Jule, doing her master thesis on the topic, Julia, joining R/V Sonne for the second time as a student helper, and I, traveling the oceans for 30 years for halocarbons, brought our analytical system on board, which ran smoothly since the beginning of the cruise 24/7 in shifts of each 8 hours, where the instrument gets a new sample every hour. We have taken water from the deep ocean and the surface waters in brown glass bottles and pumped air into stainless steel canisters (Figure 3). The gases in the water samples were extracted with helium, frozen in liquid nitrogen, separated on a gas-chromatographic column, and detected with a Mass-spectrometer. The air samples will be analysed using a similar method for approximately 50 compounds by Elliot Atlas at the National Center for Atmospheric Research in Boulder, Colorado, US. From the concentrations in the ocean and atmosphere, we calculate the air-sea gas exchange of the compounds, try to understand their distribution in the region related to physical and biogeochemical parameters, and estimate how the oceanic source and sink may develop in the future and what this means for ozone as a greenhouse gas and as UV-shield.

The last air sample during SO305 (Photo by: Hermann Bange).

During every ship expedition in my 30 years of travelling the oceans, a team of scientists and crew on board different research vessels explored the ocean as an ancient interplay of water, chemicals, trillions of bacteria, and higher organisms, influenced by gravity, the rotation of the earth as well as by sunlight and the moon.

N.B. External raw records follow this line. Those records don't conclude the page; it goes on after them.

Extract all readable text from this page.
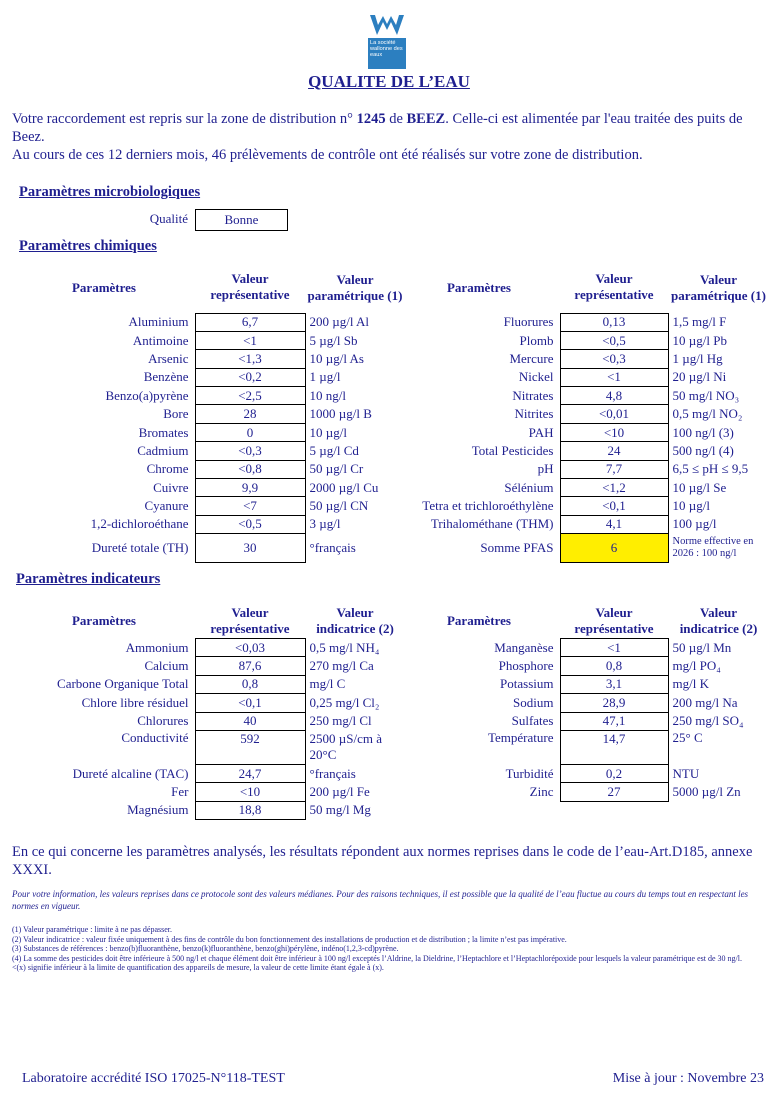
La société wallonne des eaux
QUALITE DE L’EAU
Votre raccordement est repris sur la zone de distribution n° 1245 de BEEZ. Celle-ci est alimentée par l'eau traitée des puits de Beez.
Au cours de ces 12 derniers mois, 46 prélèvements de contrôle ont été réalisés sur votre zone de distribution.
Paramètres microbiologiques
Qualité	Bonne
Paramètres chimiques
Paramètres	Valeur représentative	Valeur paramétrique (1)
Aluminium	6,7	200 µg/l Al
Antimoine	<1	5 µg/l Sb
Arsenic	<1,3	10 µg/l As
Benzène	<0,2	1 µg/l
Benzo(a)pyrène	<2,5	10 ng/l
Bore	28	1000 µg/l B
Bromates	0	10 µg/l
Cadmium	<0,3	5 µg/l Cd
Chrome	<0,8	50 µg/l Cr
Cuivre	9,9	2000 µg/l Cu
Cyanure	<7	50 µg/l CN
1,2-dichloroéthane	<0,5	3 µg/l
Dureté totale (TH)	30	°français
Paramètres	Valeur représentative	Valeur paramétrique (1)
Fluorures	0,13	1,5 mg/l F
Plomb	<0,5	10 µg/l Pb
Mercure	<0,3	1 µg/l Hg
Nickel	<1	20 µg/l Ni
Nitrates	4,8	50 mg/l NO₃
Nitrites	<0,01	0,5 mg/l NO₂
PAH	<10	100 ng/l (3)
Total Pesticides	24	500 ng/l (4)
pH	7,7	6,5 ≤ pH ≤ 9,5
Sélénium	<1,2	10 µg/l Se
Tetra et trichloroéthylène	<0,1	10 µg/l
Trihalométhane (THM)	4,1	100 µg/l
Somme PFAS	6	Norme effective en 2026 : 100 ng/l
Paramètres indicateurs
Paramètres	Valeur représentative	Valeur indicatrice (2)
Ammonium	<0,03	0,5 mg/l NH₄
Calcium	87,6	270 mg/l Ca
Carbone Organique Total	0,8	mg/l C
Chlore libre résiduel	<0,1	0,25 mg/l Cl₂
Chlorures	40	250 mg/l Cl
Conductivité	592	2500 µS/cm à 20°C
Dureté alcaline (TAC)	24,7	°français
Fer	<10	200 µg/l Fe
Magnésium	18,8	50 mg/l Mg
Paramètres	Valeur représentative	Valeur indicatrice (2)
Manganèse	<1	50 µg/l Mn
Phosphore	0,8	mg/l PO₄
Potassium	3,1	mg/l K
Sodium	28,9	200 mg/l Na
Sulfates	47,1	250 mg/l SO₄
Température	14,7	25° C
Turbidité	0,2	NTU
Zinc	27	5000 µg/l Zn
En ce qui concerne les paramètres analysés, les résultats répondent aux normes reprises dans le code de l’eau-Art.D185, annexe XXXI.
Pour votre information, les valeurs reprises dans ce protocole sont des valeurs médianes. Pour des raisons techniques, il est possible que la qualité de l’eau fluctue au cours du temps tout en respectant les normes en vigueur.
(1) Valeur paramétrique : limite à ne pas dépasser.
(2) Valeur indicatrice : valeur fixée uniquement à des fins de contrôle du bon fonctionnement des installations de production et de distribution ; la limite n’est pas impérative.
(3) Substances de références : benzo(b)fluoranthène, benzo(k)fluoranthène, benzo(ghi)pérylène, indéno(1,2,3-cd)pyrène.
(4) La somme des pesticides doit être inférieure à 500 ng/l et chaque élément doit être inférieur à 100 ng/l exceptés l’Aldrine, la Dieldrine, l’Heptachlore et l’Heptachlorépoxide pour lesquels la valeur paramétrique est de 30 ng/l.
<(x) signifie inférieur à la limite de quantification des appareils de mesure, la valeur de cette limite étant égale à (x).
Laboratoire accrédité ISO 17025-N°118-TEST	Mise à jour : Novembre 23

The biota responds to the distribution of nutritious chemicals, while the waters interact closely with the atmosphere, from the sea surface to the stratosphere. Every time, a bit of the myriad of global and regional secret interactions, which determine the basis of our life, was discovered and published. The old interplay is now influenced by human activities, which I hope do not tip the evolving equilibrium so that future generations have the chance to further unravel it to sustainably live with it.

I was able to conduct my last cruise on RV Sonne, a starship of the German research fleet, with a professional crew, which enabled again very good data sets, by the smooth operation of the ship until Singapore harbour. During the next years, I will likely mainly explore my 30-year data sets with AI for the benefit of extracting the most knowledge about halocarbons out of them.  Jule and Julia will hopefully find more opportunities to conduct their career with ocean voyages of discovery, as those not only promote knowledge, but also evolve social skills of team effort, discipline, endurance, considerateness and tolerance. I will miss the daily challenges of a successful research cruise.